Aurora kinase A (AURKA) has been extensively investigated as a target for cancer therapeutics due to its roles in regulating mitotic entry and in the function of the centrosome and mitotic spindle. AURKA expression and protein activity are upregulated in many human cancers. However, the clinical activity of AURKA inhibition has been disappointing.
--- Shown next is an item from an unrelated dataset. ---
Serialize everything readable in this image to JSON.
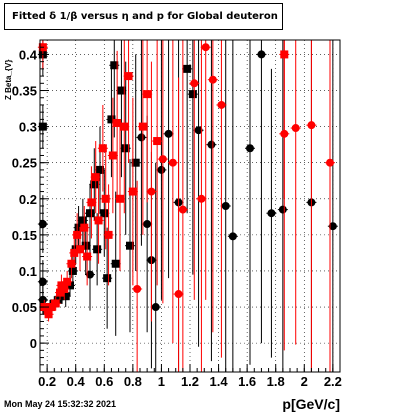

Here, we confirmed a relationship of elevated nuclear AURKA expression to poor prognosis in HPV-unrelated head and neck squamous cell carcinoma (HNSCC), an observation that is compatible with observed AURKA upregulation in cancers with loss of p53 function. We investigated approaches to augment the efficacy of AURKA inhibition. AURKA inhibition with alisertib (MLN8237) results in expected abnormalities in spindle polarity of cancer cells, but is associated with inhibitory phosphorylation of CDK1 at tyrosine 15, resulting in G2 arrest and cytostasis rather than cell death. Addition of the WEE1 inhibitor adavosertib (AZD1775) abrogates CDK1 phosphorylation and results in mitotic catastrophe, synergistically eradicating HNSCC both in vitro and in vivo. This result is the first demonstration of adavosertib sensitizing to the anticancer effects of alisertib in any tumor. Our study suggests that AURKA should be reexamined as an important therapeutic target in HNSCC, and that combinatorial treatment with AURKA and WEE1 inhibition offers promise as synthetic lethal therapy in cancers dependent on AURKA.